Govt procurement must change for growth

Software Queensland chairman John Vickers has called for a re-evaluation of how the Queensland Government's IT systems are procured, saying that the current system doesn't foster growth for the industry in the state.

Software Queensland chairman John Vickers has called for a re-evaluation of how the Queensland Government's IT systems are procured, saying that the current system doesn't foster growth for the industry in the state.

At a recent speech to the ICT working group, Vickers said that the industry wasn't achieving the growth it could. He noted that the Queensland ICT industry was shaped like an hourglass — many large players, many small players, but only a meagre number of medium-sized players with 100 to 200 employees, a market capitalisation of $200 million and revenues between $100 million and $200 million per annum. It was these medium-sized organisations that sat in the growth sweet spot, he said, and there were just too few of them.

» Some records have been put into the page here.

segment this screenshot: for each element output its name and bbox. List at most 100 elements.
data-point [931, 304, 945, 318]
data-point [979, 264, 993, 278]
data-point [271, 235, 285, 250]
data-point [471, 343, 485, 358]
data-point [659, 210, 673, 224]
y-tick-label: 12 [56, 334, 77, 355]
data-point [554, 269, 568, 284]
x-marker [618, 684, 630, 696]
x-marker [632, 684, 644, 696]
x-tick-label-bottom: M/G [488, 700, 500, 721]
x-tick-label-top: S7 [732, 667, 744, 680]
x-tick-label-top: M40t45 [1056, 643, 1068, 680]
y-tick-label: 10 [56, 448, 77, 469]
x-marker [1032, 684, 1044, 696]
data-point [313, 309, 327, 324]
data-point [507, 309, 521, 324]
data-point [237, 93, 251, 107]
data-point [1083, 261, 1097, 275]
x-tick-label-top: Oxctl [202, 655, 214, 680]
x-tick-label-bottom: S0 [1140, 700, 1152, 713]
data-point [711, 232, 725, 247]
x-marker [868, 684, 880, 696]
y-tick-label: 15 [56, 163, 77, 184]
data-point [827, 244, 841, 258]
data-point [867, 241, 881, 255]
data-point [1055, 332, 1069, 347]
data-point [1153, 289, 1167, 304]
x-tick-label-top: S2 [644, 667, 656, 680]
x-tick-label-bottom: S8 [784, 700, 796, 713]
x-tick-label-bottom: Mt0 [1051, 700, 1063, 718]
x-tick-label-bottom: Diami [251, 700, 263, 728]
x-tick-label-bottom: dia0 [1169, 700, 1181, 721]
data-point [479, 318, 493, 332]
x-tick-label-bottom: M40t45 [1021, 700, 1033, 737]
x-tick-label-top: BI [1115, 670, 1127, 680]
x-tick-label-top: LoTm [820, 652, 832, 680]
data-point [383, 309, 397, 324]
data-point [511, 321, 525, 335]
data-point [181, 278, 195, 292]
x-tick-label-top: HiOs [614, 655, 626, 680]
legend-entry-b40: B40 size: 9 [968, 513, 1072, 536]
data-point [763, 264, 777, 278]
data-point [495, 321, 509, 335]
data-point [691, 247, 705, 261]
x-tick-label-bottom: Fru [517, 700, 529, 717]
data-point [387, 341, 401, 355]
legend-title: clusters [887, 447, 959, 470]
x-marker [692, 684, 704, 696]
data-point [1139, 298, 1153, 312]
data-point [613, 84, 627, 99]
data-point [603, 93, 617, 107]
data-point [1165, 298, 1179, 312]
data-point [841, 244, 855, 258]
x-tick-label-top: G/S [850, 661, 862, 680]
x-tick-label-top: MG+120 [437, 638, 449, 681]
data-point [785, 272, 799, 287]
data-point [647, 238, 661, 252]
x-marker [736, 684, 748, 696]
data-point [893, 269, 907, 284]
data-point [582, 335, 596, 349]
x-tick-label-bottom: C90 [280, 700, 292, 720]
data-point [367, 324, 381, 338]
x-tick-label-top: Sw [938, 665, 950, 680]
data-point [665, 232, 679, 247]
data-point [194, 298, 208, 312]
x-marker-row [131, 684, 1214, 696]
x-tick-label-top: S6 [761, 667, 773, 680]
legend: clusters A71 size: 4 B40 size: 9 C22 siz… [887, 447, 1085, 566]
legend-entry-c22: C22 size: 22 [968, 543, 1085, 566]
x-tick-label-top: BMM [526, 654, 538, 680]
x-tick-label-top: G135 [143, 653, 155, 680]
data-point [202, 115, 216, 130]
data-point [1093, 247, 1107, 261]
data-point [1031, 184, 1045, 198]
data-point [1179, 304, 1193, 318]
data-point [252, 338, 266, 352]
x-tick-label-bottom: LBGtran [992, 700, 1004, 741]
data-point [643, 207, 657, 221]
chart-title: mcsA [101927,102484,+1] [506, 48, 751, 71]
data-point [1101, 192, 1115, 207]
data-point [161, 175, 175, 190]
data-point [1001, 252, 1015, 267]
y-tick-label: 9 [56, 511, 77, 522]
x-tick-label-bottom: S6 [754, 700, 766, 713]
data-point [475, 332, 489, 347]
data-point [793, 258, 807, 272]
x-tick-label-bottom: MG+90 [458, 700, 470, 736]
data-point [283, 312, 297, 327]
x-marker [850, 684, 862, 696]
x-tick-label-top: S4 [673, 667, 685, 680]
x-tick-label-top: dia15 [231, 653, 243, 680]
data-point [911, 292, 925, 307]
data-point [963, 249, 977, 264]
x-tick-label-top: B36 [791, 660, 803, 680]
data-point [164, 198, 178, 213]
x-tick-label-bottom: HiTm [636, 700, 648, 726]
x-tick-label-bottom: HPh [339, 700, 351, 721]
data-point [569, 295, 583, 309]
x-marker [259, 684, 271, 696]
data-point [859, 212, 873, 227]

Part of the problem with this was the way that software was purchased by the government, according to Vickers.

A procurement system that checks if an organisation complies with government requirements, if it is capable, and then how much it's asking for the product might work for physical goods such as printing paper or cars, but it doesn't work well for software and services, which are a more intangible commodity, he said.

"It needs to be more sophisticated," he told ZDNet Australia, adding that buying a value based on ability, relationship and trust rather than buying a price, because price could be a slippery commodity.

For example, the budget of the troubled Queensland Health payroll project began at $60 million, but has blown out to many times that amount.

Vickers raised a number of questions about the tendering system:

  • How many times have tenderers bid low to secure a contract and subsequently changed the price later in the game, putting it in the range of another vendor's bid?
  • How often are requests for quotation withdrawn after tenderers spent large amounts of money on them?
  • Why has early engagement become so document-based and formal, when really early engagement should be a discussion with the industry?
  • Why it is compulsory to take part in a request for information to be able to later bid for the work involved?
  • Why is intellectual property included in requests for information often regurgitated in the request for quotation for all to see?

"A company's [intellectual property] and ideas cannot only inform the agency, but the competitor as well, so information is held back and the overall outcome is poor and expensive," he said.

He also suggested that the state's mantra of sharing ICT between agencies should be replaced with sharing software before buying locally and internationally or building one.

If efforts were made to address these concerns in a new amd improved procurement process for information technology, then the industry would be behind the government 100 per cent, according to Vickers.

"It is about 'we' not 'them and us'," he said. "We need to behave differently to once again become the Smart State and grow our ICT industry."